The result was, we lived under a kind of schizophrenia that kept stress levels high and was our constant companion. On the surface we had “things,” we could afford more things. But under it all lurked a darkness that no one would acknowledge.

Into that darkness like a comet was this scrawny, dumb-looking comic book, about 28 pages or so. It was Mad, on its cover Alfred E. Neuman, the original dweeb, or nerd. So irreverent. So unabashedly not classy. The artwork on the cover shouted to us that inside was real, truly original art: artists like Wallace Wood and Will Elder became known for drawing irreverent stuff on cartoon chests. Like “How’s your mom, Ed?” Or Neuman’s favorite: “What, Me Worry?” The slogan for the times, which would soon change.

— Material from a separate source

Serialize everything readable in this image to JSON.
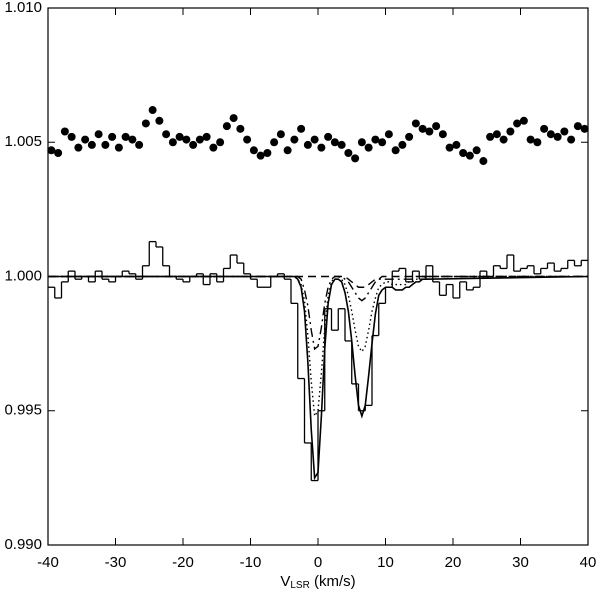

It was great. Terrific artists, wonderful writers of satire. Superman became “Super-Duper Man”  and still couldn’t get a date with Lois Lane, who often said, “So he’s Superman, he’s still a creep.” And then there were the clean-cut teenagers of the Archie Comics – Jughead, Betty and Veronica, well behaved as if they just got off American Bandstand.

Here’s how paranoid life was back then: One spring day I was walking with my mother down a busy street in my neighborhood and suddenly my mother’s hand tightened on my arm as we passed a harmless-looking man standing as if lost in the crowd.

“He’s a Communist,” my mother whispered, as we made a wide arc around him.

A popular television show was “I Led Three Lives,” about a common man who was secretly a Communist. Every week we’d see average people getting hustled away by the FBI. They all looked just like my parents and other everyday people.

There was the Congressional Committee on Juvenile Delinquency, which took Mad to task for not being in step with the rest of society; i.e., aren’t we happy with all these things? They took it upon themselves to create the Comic Codes Authority, a quasi-government agency that would approve all comic books to make sure they toed the party line (sound familiar?) The editors of Mad wriggled out of censorship by adding a few centimeters to the page size and suddenly Mad comics became Mad magazine and escaped the censorship.

So for Mr. Neuman, a toast: “What, Me Worry?”